Martin verteilte mit der Schaufel die Eisstücke. Fisch und Eisstücke wurden mit langen Schiebern bis unter die isolierte Raumdecke geschoben und bildeten einen festen gekühlten Verband.
Derbe Segeltuchhosen, dicke Pullover, gummierte Ärmelschoner, lange Seestiefel, Gummihandschuhe, Segeltuchhandschuhe schützten beide vor der Nässe und Kälte der Raumluft sowie gegen Verletzungen, besonders durch Rotbarschstachel.
Das Vereisen des Fisches war eine körperlich sehr anstrengende Tätigkeit.

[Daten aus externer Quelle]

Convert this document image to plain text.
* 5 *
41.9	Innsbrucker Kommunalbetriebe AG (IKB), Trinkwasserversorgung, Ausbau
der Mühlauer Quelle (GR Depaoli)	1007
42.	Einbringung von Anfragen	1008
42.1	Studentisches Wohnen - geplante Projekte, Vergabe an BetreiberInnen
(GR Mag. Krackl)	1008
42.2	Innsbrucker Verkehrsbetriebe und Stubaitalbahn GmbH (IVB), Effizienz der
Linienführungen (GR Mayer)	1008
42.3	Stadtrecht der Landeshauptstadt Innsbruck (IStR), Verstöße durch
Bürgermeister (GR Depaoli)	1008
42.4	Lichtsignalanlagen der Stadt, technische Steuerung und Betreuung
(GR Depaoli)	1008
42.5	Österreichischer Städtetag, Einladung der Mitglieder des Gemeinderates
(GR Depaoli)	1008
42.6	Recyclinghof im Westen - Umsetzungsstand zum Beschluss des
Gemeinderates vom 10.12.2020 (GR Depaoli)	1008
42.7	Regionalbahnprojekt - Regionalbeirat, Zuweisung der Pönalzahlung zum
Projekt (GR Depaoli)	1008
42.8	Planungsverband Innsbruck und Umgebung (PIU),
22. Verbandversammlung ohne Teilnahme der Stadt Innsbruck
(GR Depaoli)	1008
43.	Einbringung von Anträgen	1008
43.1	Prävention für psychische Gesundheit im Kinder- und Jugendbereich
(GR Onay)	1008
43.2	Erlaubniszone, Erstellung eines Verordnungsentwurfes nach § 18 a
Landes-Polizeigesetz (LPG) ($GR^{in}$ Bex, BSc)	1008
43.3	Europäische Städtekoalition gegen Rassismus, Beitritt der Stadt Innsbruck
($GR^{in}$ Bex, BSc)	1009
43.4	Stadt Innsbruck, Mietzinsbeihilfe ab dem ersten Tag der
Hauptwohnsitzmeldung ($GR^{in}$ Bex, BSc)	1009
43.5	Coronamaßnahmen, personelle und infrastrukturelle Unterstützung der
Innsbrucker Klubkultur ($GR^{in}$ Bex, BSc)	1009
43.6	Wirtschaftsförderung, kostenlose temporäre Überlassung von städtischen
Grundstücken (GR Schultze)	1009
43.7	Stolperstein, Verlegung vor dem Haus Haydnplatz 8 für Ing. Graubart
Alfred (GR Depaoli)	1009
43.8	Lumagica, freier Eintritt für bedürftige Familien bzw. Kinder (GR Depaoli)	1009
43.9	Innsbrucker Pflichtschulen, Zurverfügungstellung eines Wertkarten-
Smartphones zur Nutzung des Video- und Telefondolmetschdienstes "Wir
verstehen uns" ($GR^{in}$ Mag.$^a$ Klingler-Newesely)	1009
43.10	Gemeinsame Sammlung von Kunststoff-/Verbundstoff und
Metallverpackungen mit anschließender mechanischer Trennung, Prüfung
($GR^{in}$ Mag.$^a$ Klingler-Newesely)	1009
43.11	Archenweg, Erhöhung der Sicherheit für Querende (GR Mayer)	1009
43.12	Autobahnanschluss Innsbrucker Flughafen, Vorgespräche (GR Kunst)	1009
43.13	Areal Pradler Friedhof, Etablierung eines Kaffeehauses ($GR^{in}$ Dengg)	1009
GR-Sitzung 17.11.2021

Schweiß lief beiden, trotz der Kälte des Eisraumes, übers Gesicht. In kürzester Zeit schaufelte Chris sehr große Mengen an Eisstücke, teils rückwärts über den Kopf, auf die Bühne, die Martin über den Fisch in der Hocke verteilte.
Martin und Chris kannten sich schon aus der Schulzeit. Sie kamen aus einem kleinen Dorf am Saaler Bodden. Dort waren sie als Kinder in dieselbe Schule gegangen und hatten nach dem Schulabschluss den Beruf des Hochseefischers erlernt. Martin, der Ältere und Größere von beiden, besuchte nach längerer Fahrzeit auf verschiedenen Loggern und Trawlern die Seefahrtschule in Wustrow. Dort erwarb er das nautische Patent zum Führen eines Schiffes der Großen Hochseefischerei. Seit einem Jahr fuhr er als Zweiter Steuermann auf der „Anna“. Die qualitätsgerechte Einlagerung des bearbeiteten Fisches gehörte unter anderem zu seinen Aufgaben.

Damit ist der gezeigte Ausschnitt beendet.